Editorial: Lucy Osborne

Dream List: what plays should we be reading, putting on and going to see?

For emerging designers: read as much as possible; pick up plays in the National Theatre bookshop because you like the cover and read the first act while you’re standing there, go to the library and borrow all of the Acykbourn and Arthur Miller they have.  Queue for day returns at the Royal Opera House and standing tickets at the Donmar, go and see Legally Blonde, Wicked and Billy Elliot, get out of London and see things in Sheffield, Newcastle, Manchester, Leeds, Glasgow, Edinburgh, Bristol.  Put on plays with writers and directors that challenge and excite you.  Think big, and then apply it to the two sheets of plywood you can actually afford. 

Describe your first theatrical epiphany

Our Country’s Good by Timberlake Wertenbaker, it was an amateur production but the moment it finished I wanted to watch it all again, it completely blew me away.  I was at an event with Timberlake a few months ago, but I was too nervous to approach her and tell her how crucial that experience with her play had been for me!   
My Dad used to be in an amateur opera group and he used to take me along to rehearsals.  Watching the director working on blocking with the chorus in The Mikado had an effect on me, although I didn’t really realize it at the time.  I remember thinking about it a lot afterwards, because I think he’d got them doing a move that I thought would be better another way.  I must have been about 9!

Who would you invite to your fantasy theatrical dinner party?

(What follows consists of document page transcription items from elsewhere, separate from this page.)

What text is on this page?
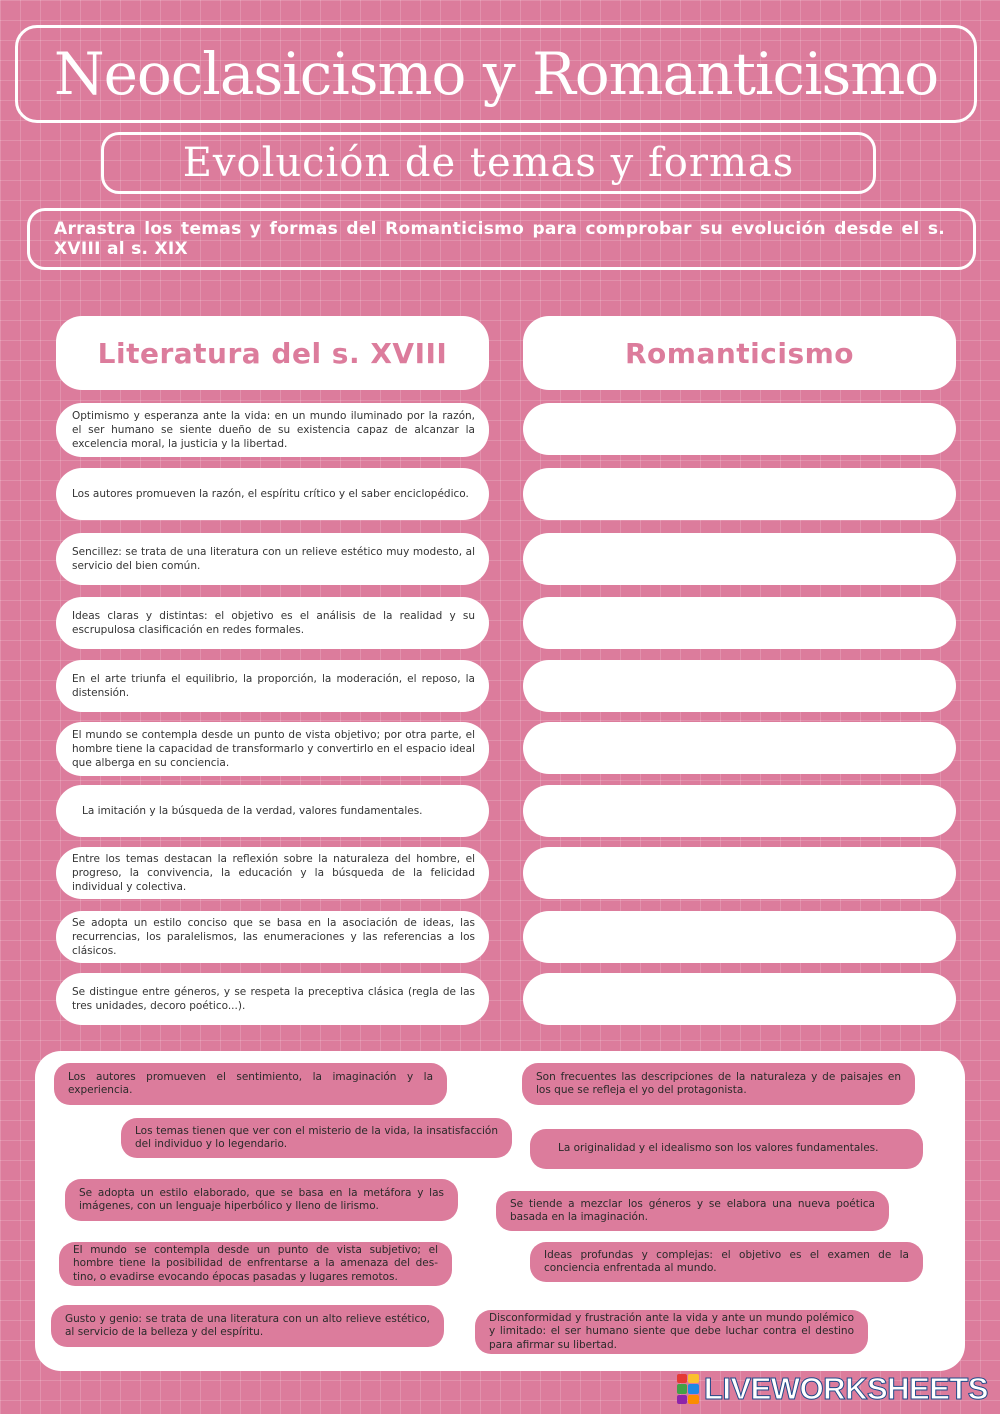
Neoclasicismo y Romanticismo
Evolución de temas y formas

Arrastra los temas y formas del Romanticismo para comprobar su evolución desde el s. XVIII al s. XIX

Literatura del s. XVIII	Romanticismo
Optimismo y esperanza ante la vida: en un mundo iluminado por la razón, el ser humano se siente dueño de su existencia capaz de alcanzar la excelencia moral, la justicia y la libertad.
Los autores promueven la razón, el espíritu crítico y el saber enciclopédico.
Sencillez: se trata de una literatura con un relieve estético muy modesto, al servicio del bien común.
Ideas claras y distintas: el objetivo es el análisis de la realidad y su escrupulosa clasificación en redes formales.
En el arte triunfa el equilibrio, la proporción, la moderación, el reposo, la distensión.
El mundo se contempla desde un punto de vista objetivo; por otra parte, el hombre tiene la capacidad de transformarlo y convertirlo en el espacio ideal que alberga en su conciencia.
La imitación y la búsqueda de la verdad, valores fundamentales.
Entre los temas destacan la reflexión sobre la naturaleza del hombre, el progreso, la convivencia, la educación y la búsqueda de la felicidad individual y colectiva.
Se adopta un estilo conciso que se basa en la asociación de ideas, las recurrencias, los paralelismos, las enumeraciones y las referencias a los clásicos.
Se distingue entre géneros, y se respeta la preceptiva clásica (regla de las tres unidades, decoro poético...).
Los autores promueven el sentimiento, la imaginación y la experiencia.
Son frecuentes las descripciones de la naturaleza y de paisajes en los que se refleja el yo del protagonista.
Los temas tienen que ver con el misterio de la vida, la insatisfacción del individuo y lo legendario.	La originalidad y el idealismo son los valores fundamentales.
Se adopta un estilo elaborado, que se basa en la metáfora y las imágenes, con un lenguaje hiperbólico y lleno de lirismo.	Se tiende a mezclar los géneros y se elabora una nueva poética basada en la imaginación.
El mundo se contempla desde un punto de vista subjetivo; el hombre tiene la posibilidad de enfrentarse a la amenaza del des-tino, o evadirse evocando épocas pasadas y lugares remotos.
Ideas profundas y complejas: el objetivo es el examen de la conciencia enfrentada al mundo.
Gusto y genio: se trata de una literatura con un alto relieve estético, al servicio de la belleza y del espíritu.
Disconformidad y frustración ante la vida y ante un mundo polémico y limitado: el ser humano siente que debe luchar contra el destino para afirmar su libertad.
LIVEWORKSHEETS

Tyrone Guthrie, Sir Richard Eyre, Percy Harris, Lilian Baylis, Alfred Hitchcock, Noel Coward, Elizabeth I. 
Now I look at it, that might be a very strange evening.

What are your career highlights so far?

Opening Twelfth Night in Chicago, I was just so proud of that show.

Getting a text message from Christopher Oram after he had seen one of my first designs, The Unthinkable by Steve Waters.  It just said “You can do it”.  That meant so much to me.

My involvement with the Bush as a space and a group of people over the last couple of years has been incredibly rewarding and exciting. I have loved engaging with so many wonderful writers, revisiting the room of the theatre again and again and interrogating what you can do in there when you hold it up to the light of a new play.

What's the strangest experience you've had in the theatre?

Who is your favourite actor of all time?

James Stewart and Bette Davis.  Both film actors, I know.

Who is the greatest influence on your career?

Christopher Oram is such an inspiration, I saw all of his shows in Sheffield and the beauty and economy that he and Michael Grandage bring to their work is extraordinary. 

My art teachers at school would never give anyone 100% because only Rembrandt would score top marks with a piece of work.  I think that something in that philosophy has stuck with me, I’m always trying to do better.

David Bowie; it’s a cliché but he has spent his career reinventing himself, his love of collaboration and ability to steal like a magpie and put it alongside something that is completely original, his restless work ethic – these are all great attributes for a designer I think!

Where do you want to be in 5 years time?

My dream would be to design for my hometown stage, the Crucible in Sheffield.  It’s a heavenly space.  I’d also love to do opera.

What' s the best thing you've ever seen at the theatre?

In the last few months, Legally Blonde.

What are you up to at the moment?

I’m currently in snowy Chicago, about to go into rehearsals for Taming of the Shrew.

Biography: Lucy Osborne

Lucy graduated from Motley Theatre Design School in 2003, having also gained a BA in Fine Art from the University of Newcastle. She is an Associate Artist at the Bush.

Theatre for the Bush includes: The Whisky Taster, If There Is I Haven’t Found It Yet, Wrecks, Broken Space Season, Sea Walls, 2,000 Feet Away, Tinderbox, tHe dYsFUnCKshOnalZ!.

Recent theatre credits include Twelfth Night for the Chicago Shakespeare Theatre (for which she won Chicago ‘Jeff Award’ for Scenic Design); Dreams of Violence (Out of Joint); Shades (Royal Court’s Young Writers Festival); Macbeth (Edinburgh Lyceum/Nottingham Playhouse); Nina and Gas Station Angel (repertoire, LAMDA); Timing (Kings Head) and When Romeo Met Juliet (BBC).

Other Designing Credits include: Artefacts (Nabakov Theatre Company / Bush) and Some Kind of Bliss (Trafalgar Studios), both of which transferred to the 2008 ‘Brits off Broadway Festival’ in New York,  Be My Baby (New Vic Theatre); Rope (Watermill Theatre); Closer (Theatre Royal Northampton); The Long and the Short and The Tall (Sheffield Lyceum); The Prayer Room (Birmingham Rep/Edinburgh Festival); Ship of Fools (set, Theatre 503); The Unthinkable (Sheffield Crucible Studio); and Season of Migration to the North (RSC New Writing Season).